第兩百五十九章:洶湧的學子(2/2)
時間一天一天的過去,吳德良的死和陳謨的文章,很快便瀰漫了整個直隸。
更多的人知道了吳德良,更多的人知道了這裡面的事情。
這件事情也如同潮水一樣,不斷的發散。
一時之間,整個南方都開始批鬥陳松。
茶館當中,客棧當中,酒樓當中,凡是有人員聚集的地方,無一不再批鬥陳松。
這些士紳讀書人操控著自己的筆桿子,編織著陳松一個又一個的罪名。
這一刻,陳松根本就不是什麼大英雄,他所有的那些功勳全都被這些讀書人士紳抹去,留下的只有那些所謂的罪惡。
陳松當然知道這些事情,只不過,陳松並沒有去管。
不是陳松不願意去管,而是時間還沒有到。
隨著事情的發酵,遠在京城當中的朱元璋也知道了這件事。
彈劾陳松的奏摺已經如同雪花一樣放在了朱元璋的桌子上,朱元璋要是再不知道,那可真就說不過去。
朱元璋坐在御書房中,他隨手拿起一份奏摺,隨意的翻開奏摺。
眉頭皺起,然後將奏摺扔了。
低聲罵道:「又是彈劾常青的奏摺,不就是死了一個士紳嗎?竟然全都牽扯到陳松的身上,真是該死!」
朱元璋罵罵咧咧,把朱標叫了過來。
朱標站在朱元璋的旁邊,恭恭敬敬的請示著。
朱元璋指著桌子上的奏摺,說道:「將桌子上的這些奏摺給俺分類,只要是彈劾常青的奏摺,全部都給俺燒了,一個都不留!」
「是!不過孩兒還有一些疑問!」朱標開口問道。
朱元璋將手中的毛筆一扔,他知道朱標要問什麼,沒好氣的道:「問吧!」
「爹,孩兒想問,既然常青這件事情鬧出的動靜這麼大,那麼還繼續下去嗎?」朱標小心翼翼的看著朱元璋,這已經不是他第一次提出這樣的問題。
自從開始實施官紳一體納糧,幾乎每過一段時間就會有官員去找朱標,讓朱標勸說朱元璋放棄這個想法。

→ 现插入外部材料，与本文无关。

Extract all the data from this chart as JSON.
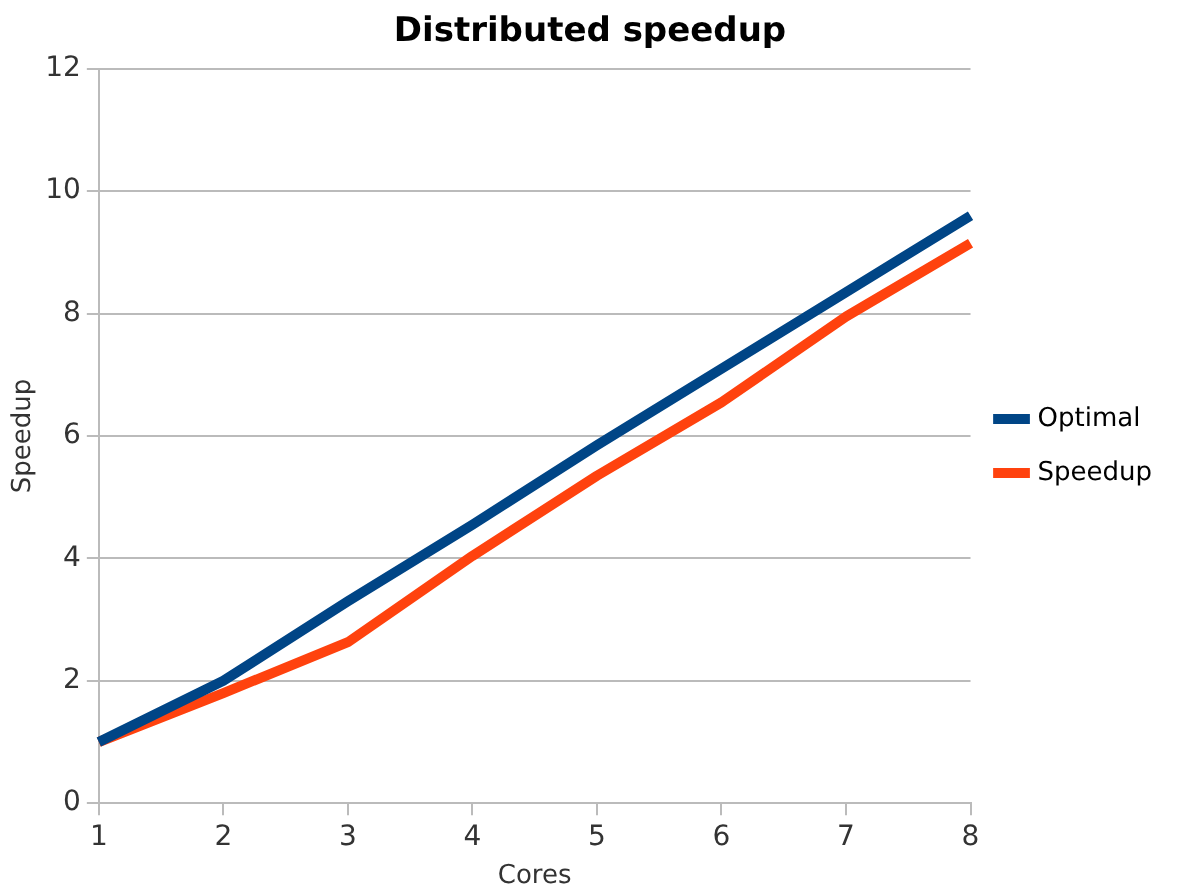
{
  "chart_data": {
    "type": "line",
    "title": "Distributed speedup",
    "xlabel": "Cores",
    "ylabel": "Speedup",
    "categories": [
      "1",
      "2",
      "3",
      "4",
      "5",
      "6",
      "7",
      "8"
    ],
    "series": [
      {
        "name": "Optimal",
        "color": "#004586",
        "values": [
          1,
          2,
          3.3,
          4.55,
          5.85,
          7.1,
          8.35,
          9.6
        ]
      },
      {
        "name": "Speedup",
        "color": "#ff420e",
        "values": [
          1,
          1.8,
          2.63,
          4.04,
          5.35,
          6.55,
          7.95,
          9.15
        ]
      }
    ],
    "ylim": [
      0,
      12
    ],
    "yticks": [
      0,
      2,
      4,
      6,
      8,
      10,
      12
    ],
    "grid": "y",
    "legend": "right",
    "marker": "none",
    "line_style": "solid"
  }
}
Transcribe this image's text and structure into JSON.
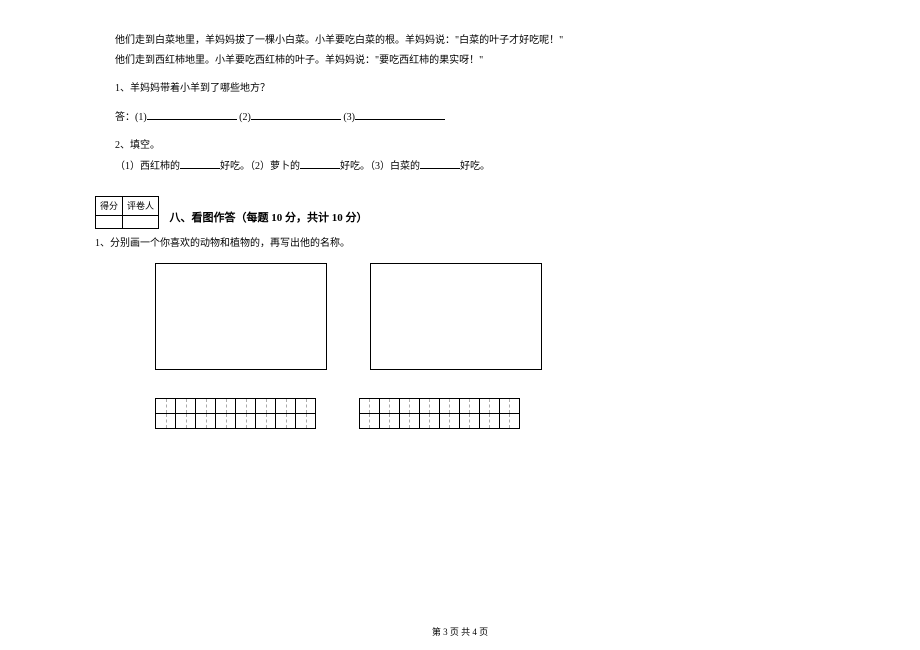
{
  "passage": {
    "p1": "他们走到白菜地里，羊妈妈拔了一棵小白菜。小羊要吃白菜的根。羊妈妈说：\"白菜的叶子才好吃呢！\"",
    "p2": "他们走到西红柿地里。小羊要吃西红柿的叶子。羊妈妈说：\"要吃西红柿的果实呀！\""
  },
  "q1": {
    "prompt": "1、羊妈妈带着小羊到了哪些地方？",
    "answer_prefix": "答：(1)",
    "sep2": "(2)",
    "sep3": "(3)"
  },
  "q2": {
    "prompt": "2、填空。",
    "item1a": "（1）西红柿的",
    "item1b": "好吃。（2）萝卜的",
    "item1c": "好吃。（3）白菜的",
    "item1d": "好吃。"
  },
  "score": {
    "h1": "得分",
    "h2": "评卷人"
  },
  "section8": {
    "title": "八、看图作答（每题 10 分，共计 10 分）",
    "q": "1、分别画一个你喜欢的动物和植物的，再写出他的名称。"
  },
  "footer": {
    "text": "第 3 页  共 4 页"
  },
  "colors": {
    "text": "#000000",
    "bg": "#ffffff",
    "dashed": "#aaaaaa"
  },
  "fonts": {
    "body_size_pt": 10,
    "title_size_pt": 11,
    "footer_size_pt": 9,
    "family": "SimSun"
  }
}
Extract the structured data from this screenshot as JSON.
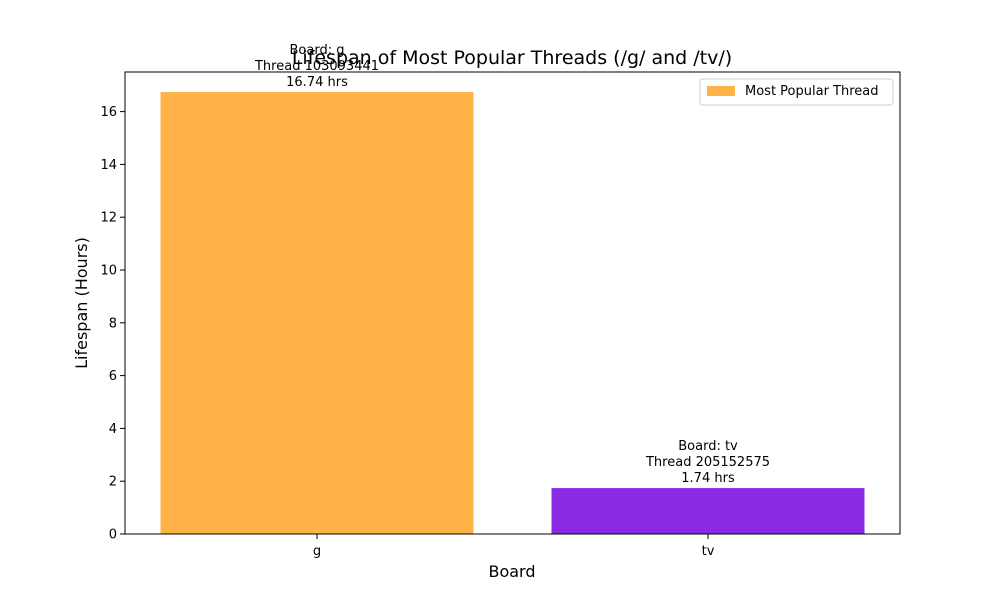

朱標也數次在朱元璋面前提過這個,可無一例外,幾乎都被朱元璋罵了回去。
朱標以為朱元璋這次也要罵他,腦袋低下,做出了一副受訓的樣子。
誰知朱元璋這次並沒有罵他。
長長的嘆了一口氣,朱元璋說道:「標兒啊,你以為俺這次要罵你嗎?
這次俺不罵你,俺要讓你明白俺為什麼要一直支持常青,之前也跟你說過這事,但這次俺想讓你看得更清楚一些。」
朱元璋隨手從奏摺堆中拿起了一份奏摺,翻開這份奏摺,然後將奏摺交給了朱標。
「你看看這份奏摺,上面是怎麼寫的?」朱元璋端起桌子上的茶杯,一邊喝著一邊說著。
朱標認認真真的看著奏摺,看完之後,他滿臉疑惑。
朱標說道:「父親這份奏摺,是彈劾常青的奏摺!」
放下手中的茶杯,「俺當然知道這是彈劾常青的奏摺,俺讓你看看他是怎麼彈劾常青的,他在彈劾常青的時候都說了什麼?」
朱標不懂朱元璋這話,只是靜靜的看著奏摺,沒有說話。
過了好一會兒,朱元璋說道:「你看這份奏摺上,有沒有提到過常青的功勞?是不是沒有?」
朱標發現,這份奏摺上果然沒有說常青的奏摺。
「沒有!」朱標回道。
「這些文官,簡直就是春秋筆法的典範。一撇一捺之間就將常青立下的那些功勞全部隱沒,一下子將常青塑造成了一個萬惡不赦之人。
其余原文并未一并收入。